For Mr. Vilks, who has booby-trapped his own house and says he sleeps with an ax beside his bed, the right to unfettered speech – regardless of whether it offends Muslims – is a point of principle. “This must be carried through. You cannot allow it to be stopped,” he told the Associated Press, saying he wouldn’t hesitate to give the address again.

But the university apparently disagrees. Officials said they would “not likely” invite Vilks again because of the incident. In some quarters, the university’s reponse is adding to concerns that violence and threats from some members of the Muslim community are effectively muzzling free speech.

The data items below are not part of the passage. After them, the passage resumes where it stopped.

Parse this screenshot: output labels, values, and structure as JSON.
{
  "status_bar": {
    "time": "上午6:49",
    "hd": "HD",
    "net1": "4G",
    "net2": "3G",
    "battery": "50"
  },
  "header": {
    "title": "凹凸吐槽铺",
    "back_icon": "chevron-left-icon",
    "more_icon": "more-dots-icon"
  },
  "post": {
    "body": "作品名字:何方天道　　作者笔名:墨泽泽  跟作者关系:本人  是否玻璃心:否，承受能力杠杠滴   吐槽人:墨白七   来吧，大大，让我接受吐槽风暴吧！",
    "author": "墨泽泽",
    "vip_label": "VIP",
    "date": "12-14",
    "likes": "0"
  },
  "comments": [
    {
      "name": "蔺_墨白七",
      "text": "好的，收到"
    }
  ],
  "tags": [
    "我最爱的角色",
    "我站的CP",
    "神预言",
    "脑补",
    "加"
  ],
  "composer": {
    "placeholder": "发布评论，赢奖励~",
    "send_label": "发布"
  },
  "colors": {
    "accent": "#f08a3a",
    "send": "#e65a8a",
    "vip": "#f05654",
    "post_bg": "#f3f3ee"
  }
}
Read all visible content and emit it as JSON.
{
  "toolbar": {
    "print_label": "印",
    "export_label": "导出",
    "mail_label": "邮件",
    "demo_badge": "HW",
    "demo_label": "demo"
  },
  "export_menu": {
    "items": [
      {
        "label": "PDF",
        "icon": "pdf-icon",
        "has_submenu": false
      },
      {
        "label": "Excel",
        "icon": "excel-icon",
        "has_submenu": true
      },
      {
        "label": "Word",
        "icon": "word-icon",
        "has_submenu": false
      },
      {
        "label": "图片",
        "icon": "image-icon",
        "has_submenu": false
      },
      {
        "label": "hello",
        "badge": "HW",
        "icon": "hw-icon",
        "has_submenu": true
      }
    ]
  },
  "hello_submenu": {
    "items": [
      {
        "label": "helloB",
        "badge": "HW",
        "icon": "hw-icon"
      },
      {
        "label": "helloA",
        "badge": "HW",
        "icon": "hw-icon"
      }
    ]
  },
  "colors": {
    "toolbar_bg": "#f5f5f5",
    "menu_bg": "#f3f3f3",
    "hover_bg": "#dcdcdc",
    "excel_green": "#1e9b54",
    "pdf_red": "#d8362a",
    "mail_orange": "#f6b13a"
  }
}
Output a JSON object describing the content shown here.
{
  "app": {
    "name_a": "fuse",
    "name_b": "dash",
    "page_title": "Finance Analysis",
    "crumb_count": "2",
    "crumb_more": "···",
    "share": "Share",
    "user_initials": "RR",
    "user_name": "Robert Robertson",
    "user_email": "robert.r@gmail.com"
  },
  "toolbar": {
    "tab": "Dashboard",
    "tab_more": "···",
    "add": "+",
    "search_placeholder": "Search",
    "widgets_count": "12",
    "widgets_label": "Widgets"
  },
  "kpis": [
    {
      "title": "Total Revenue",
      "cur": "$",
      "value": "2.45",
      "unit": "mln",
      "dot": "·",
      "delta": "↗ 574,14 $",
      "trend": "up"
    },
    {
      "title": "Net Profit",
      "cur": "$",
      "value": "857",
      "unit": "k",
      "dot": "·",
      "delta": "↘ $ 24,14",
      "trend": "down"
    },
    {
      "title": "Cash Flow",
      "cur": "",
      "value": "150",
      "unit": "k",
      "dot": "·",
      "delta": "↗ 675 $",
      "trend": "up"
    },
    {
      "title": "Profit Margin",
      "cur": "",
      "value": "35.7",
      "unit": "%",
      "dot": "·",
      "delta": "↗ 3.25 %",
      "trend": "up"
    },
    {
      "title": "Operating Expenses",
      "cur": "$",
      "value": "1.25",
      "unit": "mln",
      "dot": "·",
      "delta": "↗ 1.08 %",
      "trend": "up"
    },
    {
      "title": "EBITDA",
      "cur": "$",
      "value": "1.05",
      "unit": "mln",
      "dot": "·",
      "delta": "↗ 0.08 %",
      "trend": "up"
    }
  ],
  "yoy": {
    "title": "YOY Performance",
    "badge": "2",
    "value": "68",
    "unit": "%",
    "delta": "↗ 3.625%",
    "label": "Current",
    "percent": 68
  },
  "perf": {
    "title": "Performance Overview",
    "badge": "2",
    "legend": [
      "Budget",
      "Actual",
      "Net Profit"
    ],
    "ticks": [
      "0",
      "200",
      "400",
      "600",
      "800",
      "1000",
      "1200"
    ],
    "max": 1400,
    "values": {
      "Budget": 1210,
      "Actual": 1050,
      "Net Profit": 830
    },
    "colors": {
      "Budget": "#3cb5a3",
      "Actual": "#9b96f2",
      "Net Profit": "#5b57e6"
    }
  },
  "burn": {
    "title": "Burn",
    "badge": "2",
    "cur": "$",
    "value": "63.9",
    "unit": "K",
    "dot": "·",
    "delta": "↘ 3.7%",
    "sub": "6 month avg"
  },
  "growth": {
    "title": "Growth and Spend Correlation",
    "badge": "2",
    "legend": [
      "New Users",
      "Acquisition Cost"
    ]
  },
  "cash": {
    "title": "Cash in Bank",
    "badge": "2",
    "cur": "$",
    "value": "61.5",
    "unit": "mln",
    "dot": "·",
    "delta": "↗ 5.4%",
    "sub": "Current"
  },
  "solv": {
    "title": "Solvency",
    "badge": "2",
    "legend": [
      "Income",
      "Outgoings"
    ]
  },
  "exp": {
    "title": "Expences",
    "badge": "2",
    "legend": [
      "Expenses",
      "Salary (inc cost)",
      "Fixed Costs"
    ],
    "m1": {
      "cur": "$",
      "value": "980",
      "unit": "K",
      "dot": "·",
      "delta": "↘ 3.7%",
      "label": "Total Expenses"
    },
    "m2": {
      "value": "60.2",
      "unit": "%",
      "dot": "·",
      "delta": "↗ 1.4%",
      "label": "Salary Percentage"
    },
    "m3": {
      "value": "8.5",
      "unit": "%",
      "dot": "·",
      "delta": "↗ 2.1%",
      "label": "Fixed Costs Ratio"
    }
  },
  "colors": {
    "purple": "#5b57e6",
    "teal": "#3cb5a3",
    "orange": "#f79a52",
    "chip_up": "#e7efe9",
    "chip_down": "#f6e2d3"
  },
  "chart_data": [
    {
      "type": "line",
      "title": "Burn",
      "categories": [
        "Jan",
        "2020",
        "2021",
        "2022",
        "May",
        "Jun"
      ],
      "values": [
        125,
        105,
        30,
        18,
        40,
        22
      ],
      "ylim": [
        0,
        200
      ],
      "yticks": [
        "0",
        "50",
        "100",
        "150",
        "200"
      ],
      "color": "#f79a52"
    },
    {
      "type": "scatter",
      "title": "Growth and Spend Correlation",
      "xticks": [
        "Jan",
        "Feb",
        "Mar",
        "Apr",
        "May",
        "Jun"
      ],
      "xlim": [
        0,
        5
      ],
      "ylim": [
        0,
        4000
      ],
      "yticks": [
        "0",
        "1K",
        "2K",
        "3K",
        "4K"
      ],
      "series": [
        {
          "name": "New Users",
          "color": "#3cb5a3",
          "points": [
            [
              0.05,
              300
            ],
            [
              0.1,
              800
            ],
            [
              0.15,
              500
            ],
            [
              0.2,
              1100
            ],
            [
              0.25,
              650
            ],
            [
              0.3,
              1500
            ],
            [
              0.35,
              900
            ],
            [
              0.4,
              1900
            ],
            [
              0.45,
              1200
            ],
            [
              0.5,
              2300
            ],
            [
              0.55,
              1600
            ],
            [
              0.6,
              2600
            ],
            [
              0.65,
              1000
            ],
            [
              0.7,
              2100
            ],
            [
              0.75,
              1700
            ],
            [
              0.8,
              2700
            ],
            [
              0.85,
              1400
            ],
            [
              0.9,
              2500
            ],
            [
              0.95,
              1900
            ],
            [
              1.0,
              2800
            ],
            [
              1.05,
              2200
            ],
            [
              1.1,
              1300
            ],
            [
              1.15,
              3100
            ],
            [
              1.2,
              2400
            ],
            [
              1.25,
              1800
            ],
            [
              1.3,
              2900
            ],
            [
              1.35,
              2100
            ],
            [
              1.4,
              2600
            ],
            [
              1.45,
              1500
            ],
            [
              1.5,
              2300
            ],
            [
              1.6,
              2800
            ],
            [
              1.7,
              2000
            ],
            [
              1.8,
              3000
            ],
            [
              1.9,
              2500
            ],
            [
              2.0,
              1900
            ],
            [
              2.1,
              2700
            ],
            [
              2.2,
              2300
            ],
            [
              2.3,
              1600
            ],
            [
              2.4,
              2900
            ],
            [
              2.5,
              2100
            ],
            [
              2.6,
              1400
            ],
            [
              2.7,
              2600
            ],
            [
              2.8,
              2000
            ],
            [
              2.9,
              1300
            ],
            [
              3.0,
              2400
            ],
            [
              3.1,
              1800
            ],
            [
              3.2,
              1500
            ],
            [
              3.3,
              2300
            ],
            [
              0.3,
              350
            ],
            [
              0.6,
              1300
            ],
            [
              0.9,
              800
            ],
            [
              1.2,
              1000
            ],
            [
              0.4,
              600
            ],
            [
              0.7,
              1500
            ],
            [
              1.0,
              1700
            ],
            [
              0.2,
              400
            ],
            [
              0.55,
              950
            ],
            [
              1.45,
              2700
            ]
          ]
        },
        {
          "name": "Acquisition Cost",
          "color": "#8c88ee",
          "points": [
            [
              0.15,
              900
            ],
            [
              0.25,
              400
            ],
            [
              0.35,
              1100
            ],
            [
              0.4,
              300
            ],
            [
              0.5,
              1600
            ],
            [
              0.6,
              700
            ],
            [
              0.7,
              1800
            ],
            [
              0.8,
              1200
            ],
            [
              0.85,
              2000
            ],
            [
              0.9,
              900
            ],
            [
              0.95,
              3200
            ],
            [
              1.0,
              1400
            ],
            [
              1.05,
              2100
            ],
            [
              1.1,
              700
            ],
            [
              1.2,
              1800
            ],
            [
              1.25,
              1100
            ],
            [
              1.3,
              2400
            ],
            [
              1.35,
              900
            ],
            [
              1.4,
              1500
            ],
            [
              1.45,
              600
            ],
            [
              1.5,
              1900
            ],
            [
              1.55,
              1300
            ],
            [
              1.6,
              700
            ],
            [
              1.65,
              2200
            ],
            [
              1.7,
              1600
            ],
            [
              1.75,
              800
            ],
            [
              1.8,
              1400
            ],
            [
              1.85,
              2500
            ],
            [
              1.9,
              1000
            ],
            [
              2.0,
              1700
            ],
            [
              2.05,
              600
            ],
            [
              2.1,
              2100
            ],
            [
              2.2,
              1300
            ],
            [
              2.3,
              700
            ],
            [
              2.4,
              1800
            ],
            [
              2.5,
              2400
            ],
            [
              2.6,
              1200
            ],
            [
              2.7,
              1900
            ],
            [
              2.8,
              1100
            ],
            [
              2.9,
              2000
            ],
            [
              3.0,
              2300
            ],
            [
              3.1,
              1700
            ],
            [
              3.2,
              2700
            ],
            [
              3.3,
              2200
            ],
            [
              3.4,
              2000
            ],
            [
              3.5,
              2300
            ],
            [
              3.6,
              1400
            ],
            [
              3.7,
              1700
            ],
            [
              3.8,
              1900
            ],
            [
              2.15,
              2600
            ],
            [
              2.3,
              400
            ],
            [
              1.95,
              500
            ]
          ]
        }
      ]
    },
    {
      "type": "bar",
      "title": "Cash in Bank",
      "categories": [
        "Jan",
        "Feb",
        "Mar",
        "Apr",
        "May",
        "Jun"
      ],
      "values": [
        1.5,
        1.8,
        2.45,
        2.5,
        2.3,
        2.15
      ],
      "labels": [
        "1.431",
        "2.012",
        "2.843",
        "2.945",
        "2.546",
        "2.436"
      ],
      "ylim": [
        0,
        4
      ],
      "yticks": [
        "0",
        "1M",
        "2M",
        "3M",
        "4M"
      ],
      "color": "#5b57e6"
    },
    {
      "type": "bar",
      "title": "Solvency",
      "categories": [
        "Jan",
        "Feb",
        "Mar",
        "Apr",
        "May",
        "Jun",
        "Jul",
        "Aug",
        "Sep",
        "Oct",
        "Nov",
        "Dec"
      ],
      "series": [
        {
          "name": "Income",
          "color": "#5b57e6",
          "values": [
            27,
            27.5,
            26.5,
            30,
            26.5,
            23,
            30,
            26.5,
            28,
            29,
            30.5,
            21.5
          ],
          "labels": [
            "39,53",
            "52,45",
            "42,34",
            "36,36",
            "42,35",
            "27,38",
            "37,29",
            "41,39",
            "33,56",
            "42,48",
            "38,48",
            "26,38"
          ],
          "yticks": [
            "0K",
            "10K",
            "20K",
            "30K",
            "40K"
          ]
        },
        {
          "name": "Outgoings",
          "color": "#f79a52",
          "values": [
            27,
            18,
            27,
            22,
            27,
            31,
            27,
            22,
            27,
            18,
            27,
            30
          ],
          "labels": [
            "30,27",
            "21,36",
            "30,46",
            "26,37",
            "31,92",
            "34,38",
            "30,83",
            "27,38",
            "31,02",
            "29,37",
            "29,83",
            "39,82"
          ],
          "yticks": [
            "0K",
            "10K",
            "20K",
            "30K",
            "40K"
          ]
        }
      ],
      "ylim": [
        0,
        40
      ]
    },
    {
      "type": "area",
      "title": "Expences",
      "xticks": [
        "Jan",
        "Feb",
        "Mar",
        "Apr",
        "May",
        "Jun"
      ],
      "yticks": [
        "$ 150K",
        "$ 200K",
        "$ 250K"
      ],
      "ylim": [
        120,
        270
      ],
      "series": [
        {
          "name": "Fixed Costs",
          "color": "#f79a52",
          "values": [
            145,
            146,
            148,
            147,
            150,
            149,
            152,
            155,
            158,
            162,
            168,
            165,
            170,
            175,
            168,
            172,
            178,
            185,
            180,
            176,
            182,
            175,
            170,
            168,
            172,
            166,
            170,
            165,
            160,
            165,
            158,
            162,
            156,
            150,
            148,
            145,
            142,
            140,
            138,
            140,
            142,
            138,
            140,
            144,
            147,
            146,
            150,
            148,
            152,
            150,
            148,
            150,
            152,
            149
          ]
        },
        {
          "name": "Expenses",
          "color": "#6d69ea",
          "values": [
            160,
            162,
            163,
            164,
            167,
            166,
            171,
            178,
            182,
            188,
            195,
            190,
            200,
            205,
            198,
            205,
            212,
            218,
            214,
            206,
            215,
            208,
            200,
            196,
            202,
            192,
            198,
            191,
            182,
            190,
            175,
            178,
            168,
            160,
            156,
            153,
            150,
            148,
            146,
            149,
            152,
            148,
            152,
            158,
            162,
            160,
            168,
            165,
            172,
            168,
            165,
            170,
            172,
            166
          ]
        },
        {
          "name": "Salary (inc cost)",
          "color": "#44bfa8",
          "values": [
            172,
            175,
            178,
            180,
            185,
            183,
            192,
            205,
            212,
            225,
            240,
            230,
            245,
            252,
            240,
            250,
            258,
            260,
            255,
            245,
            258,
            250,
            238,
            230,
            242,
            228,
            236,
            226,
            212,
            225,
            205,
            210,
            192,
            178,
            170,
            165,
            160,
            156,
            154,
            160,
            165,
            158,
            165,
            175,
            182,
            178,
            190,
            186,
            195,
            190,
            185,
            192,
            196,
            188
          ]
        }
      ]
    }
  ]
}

Last month, Comedy Central edited a “South Park” episode showing Mohammed in a bear suit in response to veiled threats by a New York-based Muslim group.

Earlier this year, the Metropolitan Museum of Art pulled a collection of art of Mohammed to avoid offending Muslims, who believe that the depiction of any of the prophets is a form of idolatry.

And Brandeis University professor Jytte Klausen says that Yale University Press prohibited her from using several 2005 Danish newspaper caricatures depicting Mohammed with a bomb on his head in her book “The Cartoons That Shook the World.”

“When it comes to depicting the Prophet, this has nothing to do with social issues or integration,” says Professor Klausen. “This is about a political movement by sectarian groups where [depicting Mohammed] has now become a primary trigger for political contention. The university pretty much told [Vilks] to shut up and go talk somewhere else, and I find that reaction very dangerous and problematic. It means that the extremists have achieved what they wanted.”